HD 32309

Observation data Epoch J2000 Equinox ICRS
- Constellation: Lepus
- Right ascension: 05^{h} 01^{m} 25.58117^{s}
- Declination: −20° 03′ 06.9054″
- Apparent magnitude (V): 4.91

Characteristics
- Evolutionary stage: main sequence
- Spectral type: B9V
- B−V color index: −0.047±0.002

Astrometry
- Radial velocity (R_{v}): +24.2±2.8 km/s
- Proper motion (μ): RA: +36.377 mas/yr Dec.: −15.600 mas/yr
- Parallax (π): 16.5337±0.1691 mas
- Distance: 197 ± 2 ly (60.5 ± 0.6 pc)
- Absolute magnitude (M_{V}): 1.00

Details
- Mass: 2.56±0.02 or 3.24 M_{☉}
- Radius: 3.1 R_{☉}
- Luminosity: 46.5 L_{☉}
- Surface gravity (log g): 4.27±0.14 cgs
- Temperature: 12,450±423 K
- Rotational velocity (v sin i): 293 or 302 km/s
- Age: 124 Myr
- Other designations: BD−20°990, HD 32309, HIP 23362, HR 1621, SAO 169981

Database references
- SIMBAD: data

= HD 32309 =

Star in the constellation Lepus

HD 32309 is a single star in the southern constellation of Lepus. It has a blue-white hue and is visible to the naked eye with an apparent visual magnitude of 4.91. The distance to this object is 197 light years based on parallax. It is drifting further away from the Sun with a radial velocity of +24 km/s. This is a member of the Columba association of co-moving stars.

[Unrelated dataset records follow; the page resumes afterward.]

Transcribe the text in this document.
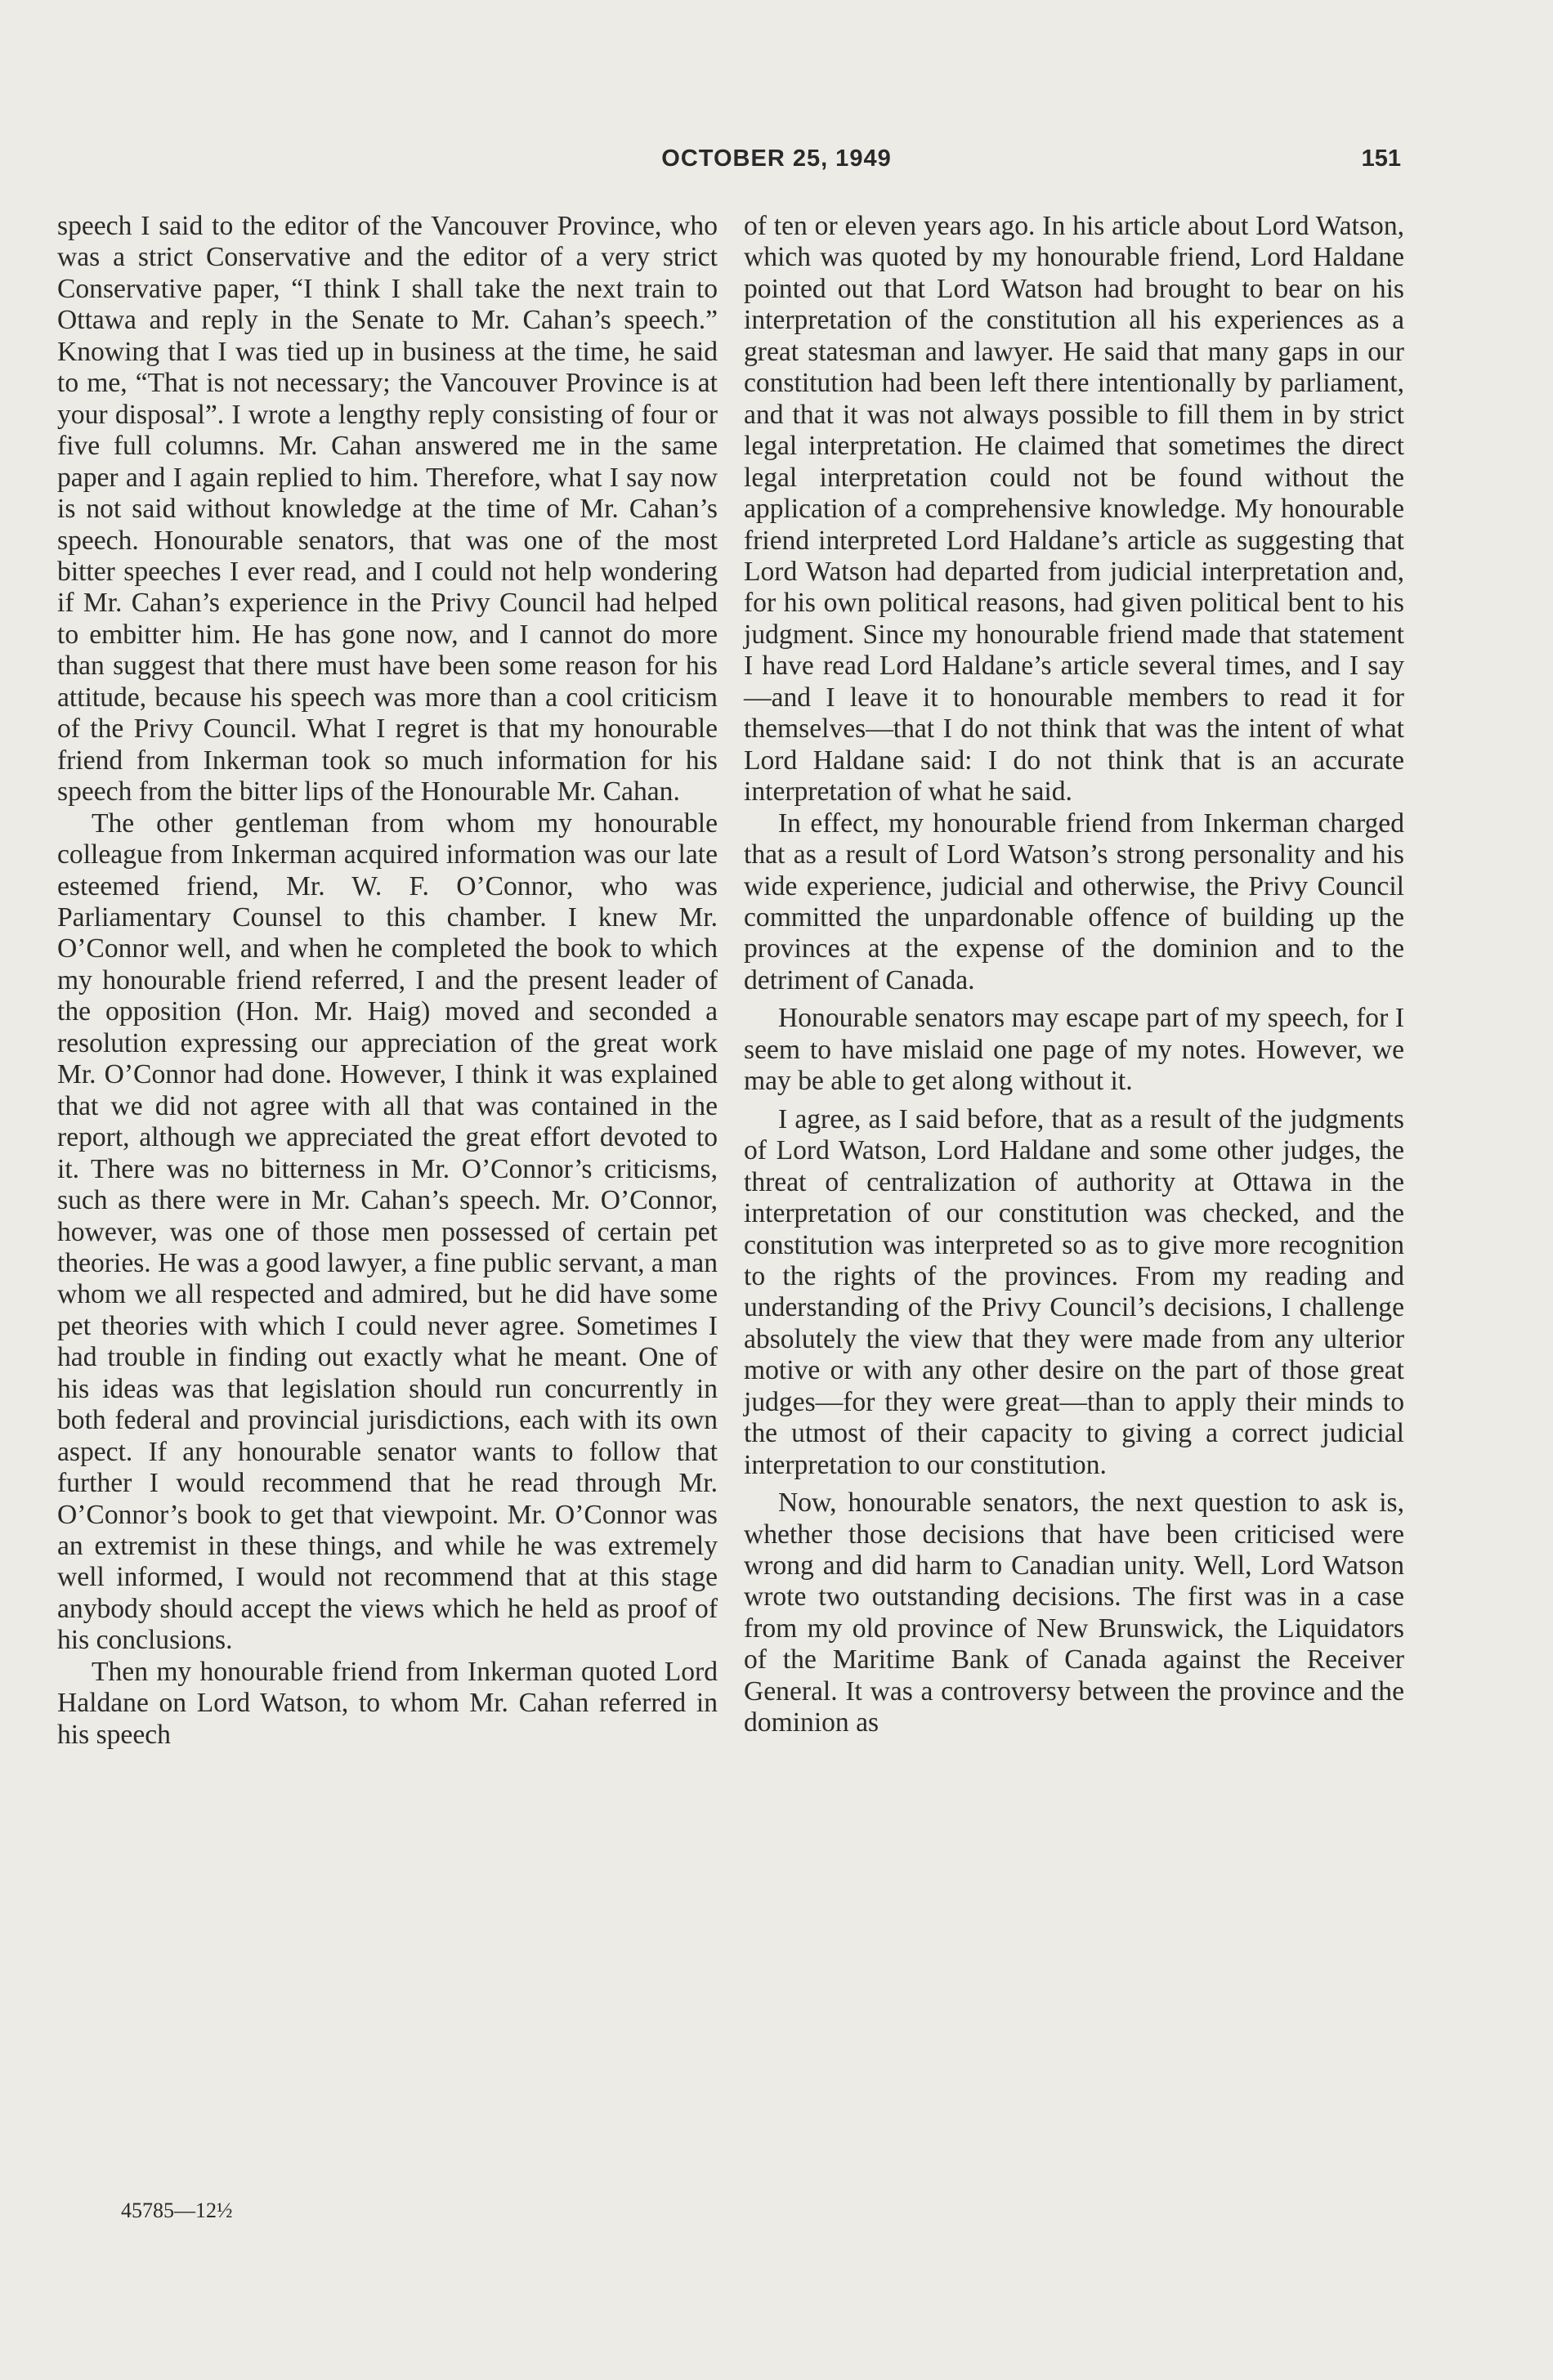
OCTOBER 25, 1949	151

speech I said to the editor of the Vancouver Province, who was a strict Conservative and the editor of a very strict Conservative paper, “I think I shall take the next train to Ottawa and reply in the Senate to Mr. Cahan’s speech.” Knowing that I was tied up in business at the time, he said to me, “That is not necessary; the Vancouver Province is at your disposal”. I wrote a lengthy reply consisting of four or five full columns. Mr. Cahan answered me in the same paper and I again replied to him. Therefore, what I say now is not said without knowledge at the time of Mr. Cahan’s speech. Honourable senators, that was one of the most bitter speeches I ever read, and I could not help wondering if Mr. Cahan’s experience in the Privy Council had helped to embitter him. He has gone now, and I cannot do more than suggest that there must have been some reason for his attitude, because his speech was more than a cool criticism of the Privy Council. What I regret is that my honourable friend from Inkerman took so much information for his speech from the bitter lips of the Honourable Mr. Cahan.

The other gentleman from whom my honourable colleague from Inkerman acquired information was our late esteemed friend, Mr. W. F. O’Connor, who was Parliamentary Counsel to this chamber. I knew Mr. O’Connor well, and when he completed the book to which my honourable friend referred, I and the present leader of the opposition (Hon. Mr. Haig) moved and seconded a resolution expressing our appreciation of the great work Mr. O’Connor had done. However, I think it was explained that we did not agree with all that was contained in the report, although we appreciated the great effort devoted to it. There was no bitterness in Mr. O’Connor’s criticisms, such as there were in Mr. Cahan’s speech. Mr. O’Connor, however, was one of those men possessed of certain pet theories. He was a good lawyer, a fine public servant, a man whom we all respected and admired, but he did have some pet theories with which I could never agree. Sometimes I had trouble in finding out exactly what he meant. One of his ideas was that legislation should run concurrently in both federal and provincial jurisdictions, each with its own aspect. If any honourable senator wants to follow that further I would recommend that he read through Mr. O’Connor’s book to get that viewpoint. Mr. O’Connor was an extremist in these things, and while he was extremely well informed, I would not recommend that at this stage anybody should accept the views which he held as proof of his conclusions.

Then my honourable friend from Inkerman quoted Lord Haldane on Lord Watson, to whom Mr. Cahan referred in his speech

of ten or eleven years ago. In his article about Lord Watson, which was quoted by my honourable friend, Lord Haldane pointed out that Lord Watson had brought to bear on his interpretation of the constitution all his experiences as a great statesman and lawyer. He said that many gaps in our constitution had been left there intentionally by parliament, and that it was not always possible to fill them in by strict legal interpretation. He claimed that sometimes the direct legal interpretation could not be found without the application of a comprehensive knowledge. My honourable friend interpreted Lord Haldane’s article as suggesting that Lord Watson had departed from judicial interpretation and, for his own political reasons, had given political bent to his judgment. Since my honourable friend made that statement I have read Lord Haldane’s article several times, and I say—and I leave it to honourable members to read it for themselves—that I do not think that was the intent of what Lord Haldane said: I do not think that is an accurate interpretation of what he said.

In effect, my honourable friend from Inkerman charged that as a result of Lord Watson’s strong personality and his wide experience, judicial and otherwise, the Privy Council committed the unpardonable offence of building up the provinces at the expense of the dominion and to the detriment of Canada.

Honourable senators may escape part of my speech, for I seem to have mislaid one page of my notes. However, we may be able to get along without it.

I agree, as I said before, that as a result of the judgments of Lord Watson, Lord Haldane and some other judges, the threat of centralization of authority at Ottawa in the interpretation of our constitution was checked, and the constitution was interpreted so as to give more recognition to the rights of the provinces. From my reading and understanding of the Privy Council’s decisions, I challenge absolutely the view that they were made from any ulterior motive or with any other desire on the part of those great judges—for they were great—than to apply their minds to the utmost of their capacity to giving a correct judicial interpretation to our constitution.

Now, honourable senators, the next question to ask is, whether those decisions that have been criticised were wrong and did harm to Canadian unity. Well, Lord Watson wrote two outstanding decisions. The first was in a case from my old province of New Brunswick, the Liquidators of the Maritime Bank of Canada against the Receiver General. It was a controversy between the province and the dominion as

45785—12½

This is a B-type main-sequence star with a stellar classification of B9V. It is around 124 million years old and is spinning rapidly with a projected rotational velocity of about 300 km/s. Mass estimates range from 2.56 to 3.24 times the mass of the Sun and it has about 3.1 times the Sun's radius. The star is radiating 46.5 times the luminosity of the Sun from its photosphere at an effective temperature of 12,450 K.